Friday, February 10, 2017

Richard III on the Marne

Modern Shakespeare productions suffer a predictable temptation.  Solid Shakespeare productions can be grounded in three settings: neo-Elizabethan (with actors in tights and codpieces running through Tudor decor); historical (the setting referred to in the script, such as classical arches where actors in togas roam in Julius Caesar); contemporary (where actors in street clothes use two plain benches in a minimalist set).  But directors are often tempted to concoct a snazzy setting from another period having nothing to do with the script.  The result is a gimmick that tears against the action of the drama and the very words of the Bard.  I have sat through a Comedy of Errors set in 1930s Fascist Italy (with platoons of nuns marching in Art Deco squares), a Tempest placed during spring break in 1950s Fort Lauderdale (Miranda was an Annette Funicello knockoff), and a mysterious Merry Wives of Windsor set in a Wild West show in 1890s Montana (the dog act was the best part).

Alas, in the otherwise excellent Chesapeake Shakespeare Company production of Richard III, director Ian Gallanar has let his vandalizing inner child mangle the script.  He has set the production in World War I.  Singers regale us with "Keep the Home Fires Burning" and soldiers run around the stage with rifles and gas masks.  Photographers snap the picture of royal family members.  But the script keeps reminding us that this is all about the War of the Roses, that we are in medieval Catholic England, and that the harried Richard wants a horse, not a taxi to the Marne, as his final military campaign collapses.  The incongruity of the juxtaposition of script and setting reaches a climax at the production's conclusion.  Just after Henry Tudor delivers his eloquent speech celebrating the reconciliation of the warring houses of York and Lancaster in his own now-royal person, the entire cast appears on stage to serenade us with "Pack Up Your Troubles in Your Old Kit Bag."

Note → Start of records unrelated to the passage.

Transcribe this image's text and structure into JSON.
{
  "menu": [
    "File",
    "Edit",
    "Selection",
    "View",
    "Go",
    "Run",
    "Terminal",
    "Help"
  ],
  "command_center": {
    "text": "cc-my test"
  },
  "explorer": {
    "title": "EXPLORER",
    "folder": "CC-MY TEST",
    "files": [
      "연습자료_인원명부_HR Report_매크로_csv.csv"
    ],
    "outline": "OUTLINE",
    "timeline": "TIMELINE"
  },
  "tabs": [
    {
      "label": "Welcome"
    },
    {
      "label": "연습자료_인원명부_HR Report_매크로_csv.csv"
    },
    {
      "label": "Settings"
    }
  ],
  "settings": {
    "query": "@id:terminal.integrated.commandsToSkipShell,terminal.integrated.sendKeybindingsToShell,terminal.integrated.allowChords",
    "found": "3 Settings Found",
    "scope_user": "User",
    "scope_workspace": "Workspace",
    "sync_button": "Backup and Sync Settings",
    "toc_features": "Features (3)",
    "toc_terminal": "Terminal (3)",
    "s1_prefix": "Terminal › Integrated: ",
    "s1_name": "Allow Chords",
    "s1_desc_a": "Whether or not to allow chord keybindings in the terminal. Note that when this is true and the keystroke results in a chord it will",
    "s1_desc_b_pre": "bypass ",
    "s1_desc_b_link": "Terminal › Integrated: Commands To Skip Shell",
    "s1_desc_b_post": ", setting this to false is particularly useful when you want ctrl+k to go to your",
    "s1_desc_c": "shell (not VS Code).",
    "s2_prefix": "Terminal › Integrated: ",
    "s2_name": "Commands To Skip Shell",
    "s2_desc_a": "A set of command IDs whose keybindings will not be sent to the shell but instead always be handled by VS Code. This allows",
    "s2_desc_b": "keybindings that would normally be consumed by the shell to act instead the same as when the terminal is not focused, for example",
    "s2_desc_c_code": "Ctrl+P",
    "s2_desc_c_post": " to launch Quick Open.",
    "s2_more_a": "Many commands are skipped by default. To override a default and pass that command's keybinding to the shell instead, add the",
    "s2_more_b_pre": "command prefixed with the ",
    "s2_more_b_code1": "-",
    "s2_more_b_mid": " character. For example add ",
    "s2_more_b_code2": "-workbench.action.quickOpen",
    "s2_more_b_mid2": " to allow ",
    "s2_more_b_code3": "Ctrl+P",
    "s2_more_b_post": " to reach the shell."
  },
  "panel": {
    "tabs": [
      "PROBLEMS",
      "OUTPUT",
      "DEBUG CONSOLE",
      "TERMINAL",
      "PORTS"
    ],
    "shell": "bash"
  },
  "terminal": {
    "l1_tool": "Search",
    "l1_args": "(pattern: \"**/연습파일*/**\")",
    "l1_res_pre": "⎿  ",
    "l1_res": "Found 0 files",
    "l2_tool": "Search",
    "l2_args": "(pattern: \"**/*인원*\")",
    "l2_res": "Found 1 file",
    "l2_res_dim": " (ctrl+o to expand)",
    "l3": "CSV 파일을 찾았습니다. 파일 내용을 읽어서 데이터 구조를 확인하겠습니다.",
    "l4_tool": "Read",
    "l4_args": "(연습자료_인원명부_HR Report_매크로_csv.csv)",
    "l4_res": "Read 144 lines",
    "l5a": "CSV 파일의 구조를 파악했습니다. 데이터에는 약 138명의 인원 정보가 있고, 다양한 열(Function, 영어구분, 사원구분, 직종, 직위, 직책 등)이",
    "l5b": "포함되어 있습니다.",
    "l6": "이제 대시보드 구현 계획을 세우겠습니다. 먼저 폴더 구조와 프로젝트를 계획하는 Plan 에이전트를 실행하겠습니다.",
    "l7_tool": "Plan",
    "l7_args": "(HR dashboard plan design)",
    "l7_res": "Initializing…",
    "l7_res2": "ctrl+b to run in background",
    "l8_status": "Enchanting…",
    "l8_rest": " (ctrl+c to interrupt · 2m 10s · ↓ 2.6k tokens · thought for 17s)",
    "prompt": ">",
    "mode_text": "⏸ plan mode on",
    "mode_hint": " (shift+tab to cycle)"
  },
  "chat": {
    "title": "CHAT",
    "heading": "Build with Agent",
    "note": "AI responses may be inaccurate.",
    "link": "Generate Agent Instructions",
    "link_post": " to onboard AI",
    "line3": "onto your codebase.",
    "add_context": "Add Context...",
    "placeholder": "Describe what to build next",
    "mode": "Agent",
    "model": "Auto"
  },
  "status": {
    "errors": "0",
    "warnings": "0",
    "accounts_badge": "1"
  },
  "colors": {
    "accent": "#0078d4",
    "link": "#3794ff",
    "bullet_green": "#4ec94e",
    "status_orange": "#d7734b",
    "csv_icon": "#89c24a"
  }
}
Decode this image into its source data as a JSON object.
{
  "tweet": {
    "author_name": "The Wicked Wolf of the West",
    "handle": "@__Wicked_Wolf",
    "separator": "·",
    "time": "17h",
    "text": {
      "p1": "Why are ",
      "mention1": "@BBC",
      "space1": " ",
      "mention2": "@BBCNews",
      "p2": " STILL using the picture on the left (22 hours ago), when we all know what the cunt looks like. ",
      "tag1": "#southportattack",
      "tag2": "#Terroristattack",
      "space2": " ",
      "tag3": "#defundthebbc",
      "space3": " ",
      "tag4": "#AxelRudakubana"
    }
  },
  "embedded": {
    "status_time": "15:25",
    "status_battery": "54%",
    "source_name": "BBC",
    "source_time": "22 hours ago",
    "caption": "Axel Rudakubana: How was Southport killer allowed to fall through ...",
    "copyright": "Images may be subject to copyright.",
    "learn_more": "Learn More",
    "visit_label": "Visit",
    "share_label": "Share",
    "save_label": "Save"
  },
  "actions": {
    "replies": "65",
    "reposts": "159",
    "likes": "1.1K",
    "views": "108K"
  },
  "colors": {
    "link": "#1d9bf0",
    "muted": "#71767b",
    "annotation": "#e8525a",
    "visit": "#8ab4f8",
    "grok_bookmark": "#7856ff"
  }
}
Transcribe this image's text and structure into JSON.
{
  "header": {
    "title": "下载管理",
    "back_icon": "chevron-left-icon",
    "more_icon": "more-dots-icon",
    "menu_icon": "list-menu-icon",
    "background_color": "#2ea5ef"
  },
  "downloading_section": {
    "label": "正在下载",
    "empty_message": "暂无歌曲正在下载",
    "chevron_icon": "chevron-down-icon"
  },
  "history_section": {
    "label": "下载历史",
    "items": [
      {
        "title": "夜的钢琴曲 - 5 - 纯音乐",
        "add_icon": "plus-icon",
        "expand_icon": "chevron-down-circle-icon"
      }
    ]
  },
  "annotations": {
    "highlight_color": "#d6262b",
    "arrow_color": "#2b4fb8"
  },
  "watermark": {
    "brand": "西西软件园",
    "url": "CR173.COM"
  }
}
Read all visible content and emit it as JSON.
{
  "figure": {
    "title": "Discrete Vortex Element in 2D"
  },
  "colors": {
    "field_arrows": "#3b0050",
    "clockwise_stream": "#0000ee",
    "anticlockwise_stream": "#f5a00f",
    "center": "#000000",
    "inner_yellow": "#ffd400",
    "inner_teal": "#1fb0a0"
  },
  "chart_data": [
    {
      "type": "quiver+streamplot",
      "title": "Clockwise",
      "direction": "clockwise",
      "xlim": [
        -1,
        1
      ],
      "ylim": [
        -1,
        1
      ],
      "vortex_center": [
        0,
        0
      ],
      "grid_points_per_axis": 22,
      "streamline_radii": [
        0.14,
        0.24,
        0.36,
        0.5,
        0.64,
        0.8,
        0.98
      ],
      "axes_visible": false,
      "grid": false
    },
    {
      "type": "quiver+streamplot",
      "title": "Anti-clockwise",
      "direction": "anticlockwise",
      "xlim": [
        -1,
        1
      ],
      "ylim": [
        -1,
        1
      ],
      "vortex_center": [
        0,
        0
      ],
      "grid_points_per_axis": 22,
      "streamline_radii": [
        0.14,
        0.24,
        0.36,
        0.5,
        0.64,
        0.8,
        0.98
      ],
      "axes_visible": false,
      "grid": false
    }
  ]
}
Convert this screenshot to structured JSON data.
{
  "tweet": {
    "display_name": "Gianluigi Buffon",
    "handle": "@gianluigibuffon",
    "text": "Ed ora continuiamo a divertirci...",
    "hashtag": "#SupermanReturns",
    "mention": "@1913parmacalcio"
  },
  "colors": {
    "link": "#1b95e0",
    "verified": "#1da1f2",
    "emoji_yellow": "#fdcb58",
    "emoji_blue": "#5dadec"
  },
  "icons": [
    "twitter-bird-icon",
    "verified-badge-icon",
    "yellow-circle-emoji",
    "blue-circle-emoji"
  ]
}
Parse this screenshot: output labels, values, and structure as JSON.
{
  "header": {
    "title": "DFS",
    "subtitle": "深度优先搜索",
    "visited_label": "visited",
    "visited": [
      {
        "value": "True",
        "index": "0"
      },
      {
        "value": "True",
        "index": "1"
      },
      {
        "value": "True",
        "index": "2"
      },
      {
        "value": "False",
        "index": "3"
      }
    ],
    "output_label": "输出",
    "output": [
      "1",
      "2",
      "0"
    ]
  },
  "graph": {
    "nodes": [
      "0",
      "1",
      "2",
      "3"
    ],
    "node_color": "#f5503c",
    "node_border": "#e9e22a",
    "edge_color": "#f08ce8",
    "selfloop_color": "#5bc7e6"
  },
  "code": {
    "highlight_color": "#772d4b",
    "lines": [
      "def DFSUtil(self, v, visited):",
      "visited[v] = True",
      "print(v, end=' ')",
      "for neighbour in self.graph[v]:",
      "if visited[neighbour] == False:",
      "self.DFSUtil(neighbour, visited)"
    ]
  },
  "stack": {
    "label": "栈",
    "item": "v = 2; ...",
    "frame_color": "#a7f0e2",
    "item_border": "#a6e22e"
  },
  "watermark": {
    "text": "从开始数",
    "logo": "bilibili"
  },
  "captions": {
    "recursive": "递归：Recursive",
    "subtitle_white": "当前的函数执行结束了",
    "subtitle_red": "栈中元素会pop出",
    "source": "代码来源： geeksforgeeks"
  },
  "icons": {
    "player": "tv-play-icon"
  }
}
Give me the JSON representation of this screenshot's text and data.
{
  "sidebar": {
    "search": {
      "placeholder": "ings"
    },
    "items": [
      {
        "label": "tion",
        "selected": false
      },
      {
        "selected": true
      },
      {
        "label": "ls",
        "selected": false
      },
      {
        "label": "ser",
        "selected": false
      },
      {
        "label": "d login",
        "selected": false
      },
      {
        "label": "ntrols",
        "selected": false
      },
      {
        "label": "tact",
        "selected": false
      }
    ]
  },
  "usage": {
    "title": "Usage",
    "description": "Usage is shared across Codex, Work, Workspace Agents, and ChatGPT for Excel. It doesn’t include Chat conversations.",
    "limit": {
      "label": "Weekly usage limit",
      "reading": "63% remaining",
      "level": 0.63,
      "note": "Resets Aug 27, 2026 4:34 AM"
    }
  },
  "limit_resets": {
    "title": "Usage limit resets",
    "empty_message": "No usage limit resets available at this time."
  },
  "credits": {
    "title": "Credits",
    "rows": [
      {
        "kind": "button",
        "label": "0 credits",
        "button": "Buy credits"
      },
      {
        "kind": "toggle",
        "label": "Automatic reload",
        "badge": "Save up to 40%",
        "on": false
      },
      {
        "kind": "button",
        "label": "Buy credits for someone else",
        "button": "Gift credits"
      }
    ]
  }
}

Despite the tiresome gimmickry, Gallanar's direction is often a tour de force.  He brings out the stakes in the play's bravura scenes, such as the seduction of Lady Anne, the curses by Queen Elizabeth, and the tragicomic killing of Clarence, Richard III's brother.  His staging of the nightmare/ghost scene, where Richard confronts the spirits of all those he has murdered on his trip to the throne, is one of the finest one will see in any theater.  The sound design and audial design brilliantly highlight the dramatic action.  Chesapeake's magnificent multi-level playing space permits the perambulating acting corps to draw the audience into the play's action.

Vince Eisenson gives a bravura performance as Richard III.  This part can easily bring out the ham in an actor as Richard rejoices in his villainy and his successive conquests of his victims.  Actors often chew the scenery and wink at the audience as Richard bags one royal personage after another.  Eisenson is more restrained and businesslike in his campaign.  He brings out the real charm of Richard as he seduces lady Anne, the daughter of one of his victims, and the "good uncle" benevolent concern as he creates a sanctuary for  the nephews he will murder.  We always knew he was a villain.  Now we know why he was such a convincing salesman.

The fine supporting cast gives excellent support to Eisenson and acts as convincing foils.  They maintain an admirably clear diction throughout the performance and very much cohere as a single ensemble caught mob-like in the dark ascension of Richard.  Especially fine are the performances by two children actors (Mia Boydston, Gareth Swing) as the doomed children of Edward IV.